Kegagalan OTSUS Papua sudah membuktikan bahwa kegagalan negara Indonesia untuk mengindonesiakan bangsa Papua. Kegagalan OTSUS Papua menunjukan ketidak-mampuan negara Indonesia untuk membangun Tanah dan orang Papua. Hal ini memang terjadi karena bangsa Papua bukan ras melayu, bangsa Papua bukan juga pendiri NKRI, akan tetapi bangsa Papua adalah ras negroid rumpun Melanesia yang tidak dapat dipisahkan dari kawasan negara-negara pasifik. Bangsa Papua juga memiliki sejarah peradabannya sendiri, sejarah perjuangannya sendiri. Pada tanggal 19 Desember 1961 barulah presiden Soekarno mengklaim bangsa Papua adalah bagian dari wilayah NKRI. Dengan kelicikannya, negara Indonesia dibayang-bayangi oleh Amerika Serikat demi kepentigan ekonomi dan politik, bangsa Papua dianeksasikan ke dalam NKRI melalui suatu percaturan politik tingkat tinggi yang sangat tidak sesuai dengan mekanisme internasional.

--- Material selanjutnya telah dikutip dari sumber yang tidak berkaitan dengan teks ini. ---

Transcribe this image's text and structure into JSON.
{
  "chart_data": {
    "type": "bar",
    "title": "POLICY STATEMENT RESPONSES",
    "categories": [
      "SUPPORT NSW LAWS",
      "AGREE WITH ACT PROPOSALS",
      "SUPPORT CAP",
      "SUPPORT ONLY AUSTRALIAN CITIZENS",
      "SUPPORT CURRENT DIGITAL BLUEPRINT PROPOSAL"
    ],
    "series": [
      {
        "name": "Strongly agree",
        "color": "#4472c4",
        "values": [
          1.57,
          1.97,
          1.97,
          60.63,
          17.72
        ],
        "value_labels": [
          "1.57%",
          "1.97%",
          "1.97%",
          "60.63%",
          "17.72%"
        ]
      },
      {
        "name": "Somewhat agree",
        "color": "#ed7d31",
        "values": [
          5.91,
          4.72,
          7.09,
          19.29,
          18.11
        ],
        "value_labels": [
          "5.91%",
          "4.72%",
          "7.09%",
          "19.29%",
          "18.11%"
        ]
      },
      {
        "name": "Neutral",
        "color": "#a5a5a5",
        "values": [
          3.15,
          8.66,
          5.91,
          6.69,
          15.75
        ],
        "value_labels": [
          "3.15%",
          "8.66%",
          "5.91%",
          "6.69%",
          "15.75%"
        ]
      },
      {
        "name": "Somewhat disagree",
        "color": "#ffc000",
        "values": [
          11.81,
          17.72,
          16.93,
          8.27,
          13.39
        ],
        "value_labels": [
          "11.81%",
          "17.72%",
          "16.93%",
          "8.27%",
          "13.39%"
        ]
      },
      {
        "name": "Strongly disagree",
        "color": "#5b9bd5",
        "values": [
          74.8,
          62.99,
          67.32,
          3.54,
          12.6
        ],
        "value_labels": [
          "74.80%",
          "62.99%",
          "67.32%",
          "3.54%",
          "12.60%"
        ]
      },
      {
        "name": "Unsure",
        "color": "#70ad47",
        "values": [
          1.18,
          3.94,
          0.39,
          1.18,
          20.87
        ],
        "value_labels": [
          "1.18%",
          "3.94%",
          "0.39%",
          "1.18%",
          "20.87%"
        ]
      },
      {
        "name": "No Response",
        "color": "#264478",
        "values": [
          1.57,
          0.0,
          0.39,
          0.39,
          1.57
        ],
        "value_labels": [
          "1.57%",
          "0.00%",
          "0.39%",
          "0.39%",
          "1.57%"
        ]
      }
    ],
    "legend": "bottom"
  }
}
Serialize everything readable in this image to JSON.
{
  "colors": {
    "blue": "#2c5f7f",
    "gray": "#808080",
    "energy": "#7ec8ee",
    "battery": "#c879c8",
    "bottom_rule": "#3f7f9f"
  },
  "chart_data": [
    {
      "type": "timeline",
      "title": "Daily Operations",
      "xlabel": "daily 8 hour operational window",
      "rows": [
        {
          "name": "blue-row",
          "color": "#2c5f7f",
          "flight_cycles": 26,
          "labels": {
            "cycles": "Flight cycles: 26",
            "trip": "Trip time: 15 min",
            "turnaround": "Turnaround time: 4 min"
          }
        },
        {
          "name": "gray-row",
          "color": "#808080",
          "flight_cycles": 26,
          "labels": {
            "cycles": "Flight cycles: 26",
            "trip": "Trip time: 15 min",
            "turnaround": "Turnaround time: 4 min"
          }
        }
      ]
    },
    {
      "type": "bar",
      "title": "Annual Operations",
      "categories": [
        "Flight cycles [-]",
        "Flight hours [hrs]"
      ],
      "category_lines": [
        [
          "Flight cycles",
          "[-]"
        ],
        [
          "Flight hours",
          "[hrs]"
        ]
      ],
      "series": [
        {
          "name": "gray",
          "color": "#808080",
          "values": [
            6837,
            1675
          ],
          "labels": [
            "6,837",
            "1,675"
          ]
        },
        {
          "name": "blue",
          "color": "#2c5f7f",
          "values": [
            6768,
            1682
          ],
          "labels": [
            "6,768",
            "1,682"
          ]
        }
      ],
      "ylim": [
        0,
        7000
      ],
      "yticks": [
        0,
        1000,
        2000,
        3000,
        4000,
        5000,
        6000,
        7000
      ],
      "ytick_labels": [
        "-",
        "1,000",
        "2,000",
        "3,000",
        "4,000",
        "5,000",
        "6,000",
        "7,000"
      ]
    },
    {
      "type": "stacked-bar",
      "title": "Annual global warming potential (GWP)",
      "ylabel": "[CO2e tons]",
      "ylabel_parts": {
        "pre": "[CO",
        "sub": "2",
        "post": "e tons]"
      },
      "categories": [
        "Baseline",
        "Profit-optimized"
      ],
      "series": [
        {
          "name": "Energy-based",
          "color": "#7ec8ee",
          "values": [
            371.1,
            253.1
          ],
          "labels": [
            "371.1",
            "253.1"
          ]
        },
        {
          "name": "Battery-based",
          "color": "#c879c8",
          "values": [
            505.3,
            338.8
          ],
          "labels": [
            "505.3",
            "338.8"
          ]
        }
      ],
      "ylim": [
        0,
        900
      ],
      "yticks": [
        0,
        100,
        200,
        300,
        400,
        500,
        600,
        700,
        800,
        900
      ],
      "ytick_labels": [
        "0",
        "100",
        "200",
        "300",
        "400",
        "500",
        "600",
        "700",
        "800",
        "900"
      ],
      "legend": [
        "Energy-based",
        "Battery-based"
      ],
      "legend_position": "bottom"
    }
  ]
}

OTSUS Papua adalah produk rekayasa negara kapitalis yang ditawarkan kepada negara Indonesia untuk diterapkan di Tanah Papua demi kepentingan ekonomi bagi negara-negara kapitalis, dan demi kepentingan politik bagi Negara Indonesia alias mempertahankan keutuhan NKRI. Negara-negara kapitalis di era OTSUS membuka investasi semakin banyak seiring dengan gagasan Barnabas Suebu yang adalah antek negara kapitalis, bersama para investor menguras dan menghancurkan tanah dan kekayaan alam Papua; sementara Negara Indonesia menjaga bingkai NKRI. Para elite birokrasi bersama TNI dan POLRI diback up BIN, BAKIN dan BAIS menjadi penjaga bingkai NKRI yang setia, sementara negara-negara kapitalis melalui para investor asing menghancurkan isi bingkai NKRI: baik tanah, kekayaan alam yang berdampak pada kelangsungan hidup rakyat Indonesia. Para elit bersama TNI, POLRI menjaga tuan investor agar menguasai tanah dan kekayaan alam.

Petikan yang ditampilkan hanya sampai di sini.